What are your top priorities at Tallinn University as related to engagement or other partnerships with other institutions at this time?
Of course, the priority is to strengthen and maintain the existing partnerships using the new formats of collaboration and communication, such as hybrid or virtual meetings and webinars. Especially difficult is engagement with new institutions in the case of research projects that are in the development phase. While before lockdown it was possible to meet face-to-face and establish sustainable partnerships, in the current situation in which academic mobility has been brought to almost zero this also has to be done online. All in all, it has proved to be more difficult and time-consuming to coordinate collaboration and maintain partnerships at our previous level.
What benefits or opportunities do you see in your experiences collaborating with other institutions at this time?
This new situation that has disrupted the established modes of collaboration has also forced us to be more creative and to develop new innovative modes and formats of collaboration that would enable us to carry projects forward.
The European research institutions and support mechanisms have also facilitated new formats of collaboration. The EU program Erasmus+, which, among other projects, supports our faculty’s academic mobility, is currently being simulated as an e-mobility project to continue existing collaborations and possibly build new ones.

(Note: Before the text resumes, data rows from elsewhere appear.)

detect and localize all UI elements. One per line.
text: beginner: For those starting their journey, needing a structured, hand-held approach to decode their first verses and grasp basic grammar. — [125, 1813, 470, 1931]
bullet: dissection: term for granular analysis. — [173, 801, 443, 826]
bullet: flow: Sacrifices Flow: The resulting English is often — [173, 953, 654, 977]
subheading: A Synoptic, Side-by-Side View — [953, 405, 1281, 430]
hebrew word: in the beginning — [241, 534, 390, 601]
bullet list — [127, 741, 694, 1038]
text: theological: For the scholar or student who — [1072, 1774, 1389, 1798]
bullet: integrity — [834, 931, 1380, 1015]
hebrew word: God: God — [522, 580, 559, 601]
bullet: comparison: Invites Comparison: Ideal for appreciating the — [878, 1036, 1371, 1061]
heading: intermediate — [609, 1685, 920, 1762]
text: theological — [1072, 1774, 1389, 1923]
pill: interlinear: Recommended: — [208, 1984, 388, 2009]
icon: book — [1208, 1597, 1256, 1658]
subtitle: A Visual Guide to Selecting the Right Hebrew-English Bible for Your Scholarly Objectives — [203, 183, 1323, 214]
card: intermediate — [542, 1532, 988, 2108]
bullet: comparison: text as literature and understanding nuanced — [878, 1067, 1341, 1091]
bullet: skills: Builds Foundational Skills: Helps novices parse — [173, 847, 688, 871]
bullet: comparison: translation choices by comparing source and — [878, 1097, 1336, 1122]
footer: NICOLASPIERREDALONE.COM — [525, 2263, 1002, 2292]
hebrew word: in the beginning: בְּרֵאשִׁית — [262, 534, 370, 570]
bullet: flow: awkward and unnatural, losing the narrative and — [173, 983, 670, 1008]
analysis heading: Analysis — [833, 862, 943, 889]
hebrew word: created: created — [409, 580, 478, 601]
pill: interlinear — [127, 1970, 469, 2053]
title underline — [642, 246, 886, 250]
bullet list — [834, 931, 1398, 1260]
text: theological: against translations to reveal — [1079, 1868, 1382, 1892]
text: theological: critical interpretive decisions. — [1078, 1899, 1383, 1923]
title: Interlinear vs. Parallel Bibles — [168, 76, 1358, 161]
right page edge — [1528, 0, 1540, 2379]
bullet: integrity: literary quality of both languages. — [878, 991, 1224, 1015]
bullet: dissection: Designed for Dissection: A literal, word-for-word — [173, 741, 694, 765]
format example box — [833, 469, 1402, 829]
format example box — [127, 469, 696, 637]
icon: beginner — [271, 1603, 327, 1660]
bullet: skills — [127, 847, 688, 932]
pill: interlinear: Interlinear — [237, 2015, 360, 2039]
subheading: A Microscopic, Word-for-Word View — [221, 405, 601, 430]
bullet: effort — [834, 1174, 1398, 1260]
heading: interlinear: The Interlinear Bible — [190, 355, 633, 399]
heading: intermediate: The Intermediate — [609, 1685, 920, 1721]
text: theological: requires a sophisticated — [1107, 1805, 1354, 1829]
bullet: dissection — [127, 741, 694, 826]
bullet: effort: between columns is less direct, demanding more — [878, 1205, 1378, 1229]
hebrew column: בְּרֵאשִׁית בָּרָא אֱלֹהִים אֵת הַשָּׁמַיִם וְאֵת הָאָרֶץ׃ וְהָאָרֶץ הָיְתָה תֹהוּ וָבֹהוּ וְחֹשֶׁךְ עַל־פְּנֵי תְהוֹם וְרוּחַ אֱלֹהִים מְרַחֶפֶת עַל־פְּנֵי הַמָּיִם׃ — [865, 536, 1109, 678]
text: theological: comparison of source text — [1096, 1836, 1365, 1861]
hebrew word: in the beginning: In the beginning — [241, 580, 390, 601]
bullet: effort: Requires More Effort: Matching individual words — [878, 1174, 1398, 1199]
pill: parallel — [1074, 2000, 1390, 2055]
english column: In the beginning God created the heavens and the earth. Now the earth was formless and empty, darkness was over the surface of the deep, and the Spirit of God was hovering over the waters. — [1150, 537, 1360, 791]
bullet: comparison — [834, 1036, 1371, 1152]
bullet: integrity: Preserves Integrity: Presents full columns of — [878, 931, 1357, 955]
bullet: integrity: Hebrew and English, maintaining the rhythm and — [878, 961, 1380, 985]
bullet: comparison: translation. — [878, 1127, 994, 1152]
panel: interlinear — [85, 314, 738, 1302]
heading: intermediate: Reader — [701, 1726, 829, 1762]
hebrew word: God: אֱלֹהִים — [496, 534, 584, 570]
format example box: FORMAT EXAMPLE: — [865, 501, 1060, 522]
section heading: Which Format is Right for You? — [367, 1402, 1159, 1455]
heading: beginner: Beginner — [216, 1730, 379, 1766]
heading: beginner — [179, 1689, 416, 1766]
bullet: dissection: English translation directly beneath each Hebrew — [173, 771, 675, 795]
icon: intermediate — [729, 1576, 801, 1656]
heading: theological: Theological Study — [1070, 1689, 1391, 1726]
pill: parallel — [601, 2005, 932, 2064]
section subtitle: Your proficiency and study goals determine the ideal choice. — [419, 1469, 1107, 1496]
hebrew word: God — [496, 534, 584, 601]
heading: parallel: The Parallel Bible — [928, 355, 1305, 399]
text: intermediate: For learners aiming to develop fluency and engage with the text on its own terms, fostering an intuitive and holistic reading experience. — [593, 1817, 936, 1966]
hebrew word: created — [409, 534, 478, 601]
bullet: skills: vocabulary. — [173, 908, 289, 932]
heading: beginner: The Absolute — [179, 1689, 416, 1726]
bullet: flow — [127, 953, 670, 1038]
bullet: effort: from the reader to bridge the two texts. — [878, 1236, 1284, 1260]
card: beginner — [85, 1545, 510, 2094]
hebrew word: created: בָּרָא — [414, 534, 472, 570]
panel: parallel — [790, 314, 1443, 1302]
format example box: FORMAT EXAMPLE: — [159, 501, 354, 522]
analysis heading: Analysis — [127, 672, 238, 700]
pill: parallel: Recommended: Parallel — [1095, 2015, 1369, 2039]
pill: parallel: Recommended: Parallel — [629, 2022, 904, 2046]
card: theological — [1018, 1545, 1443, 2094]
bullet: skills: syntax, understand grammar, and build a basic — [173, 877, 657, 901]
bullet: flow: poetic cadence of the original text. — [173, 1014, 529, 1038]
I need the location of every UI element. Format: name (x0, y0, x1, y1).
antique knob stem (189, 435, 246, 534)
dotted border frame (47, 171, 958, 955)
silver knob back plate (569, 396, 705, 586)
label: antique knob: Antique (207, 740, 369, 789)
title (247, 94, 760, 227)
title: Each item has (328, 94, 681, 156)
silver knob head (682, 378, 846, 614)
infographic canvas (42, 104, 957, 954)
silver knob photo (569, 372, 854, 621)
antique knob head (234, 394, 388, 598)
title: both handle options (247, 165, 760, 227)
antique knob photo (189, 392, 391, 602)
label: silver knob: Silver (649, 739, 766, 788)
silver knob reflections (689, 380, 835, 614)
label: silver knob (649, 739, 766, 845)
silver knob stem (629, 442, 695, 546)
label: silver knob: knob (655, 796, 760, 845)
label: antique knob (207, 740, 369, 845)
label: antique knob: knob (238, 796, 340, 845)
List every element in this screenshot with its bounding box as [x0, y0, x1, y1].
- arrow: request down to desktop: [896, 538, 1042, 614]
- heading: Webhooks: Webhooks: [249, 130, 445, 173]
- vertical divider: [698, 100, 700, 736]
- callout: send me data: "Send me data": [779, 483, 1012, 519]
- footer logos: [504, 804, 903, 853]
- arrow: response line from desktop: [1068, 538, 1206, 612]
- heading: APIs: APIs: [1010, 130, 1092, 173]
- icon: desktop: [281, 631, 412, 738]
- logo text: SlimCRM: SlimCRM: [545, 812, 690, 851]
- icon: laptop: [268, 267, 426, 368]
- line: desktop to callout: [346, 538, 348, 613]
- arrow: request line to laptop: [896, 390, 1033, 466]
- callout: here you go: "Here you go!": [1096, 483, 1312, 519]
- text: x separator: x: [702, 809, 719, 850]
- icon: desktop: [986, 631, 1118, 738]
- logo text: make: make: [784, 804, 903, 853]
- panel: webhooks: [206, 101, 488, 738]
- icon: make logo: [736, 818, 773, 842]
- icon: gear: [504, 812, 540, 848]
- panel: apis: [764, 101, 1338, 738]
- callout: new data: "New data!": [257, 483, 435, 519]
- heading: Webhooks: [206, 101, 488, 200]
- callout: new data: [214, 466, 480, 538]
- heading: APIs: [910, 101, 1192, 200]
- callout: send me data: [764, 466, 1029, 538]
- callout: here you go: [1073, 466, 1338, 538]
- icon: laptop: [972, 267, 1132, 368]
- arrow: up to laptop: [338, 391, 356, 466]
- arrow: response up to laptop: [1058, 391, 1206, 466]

Another benefit I have experienced has been the opportunity to keep learning from each other, even in these new circumnstances. In September, I participated in an online conference, “The Other Europe: Changes and Challenges Since 1989,” organized by Professor Edyta Bojanowska at the European Studies Council at Yale Macmillan Center. While the quality of online conferences I have attended over the past nine months has varied considerably, this conference was exceptionally well-organized in terms of the meticulous choice of formats to facilitate online discussion as well as in terms of the protection of intellectual property and technical solutions. The conference offered me a lot, not only for my research, but also in terms of how to organize a perfectly functioning online conference that provides the same quality of exchange as in-person conferences.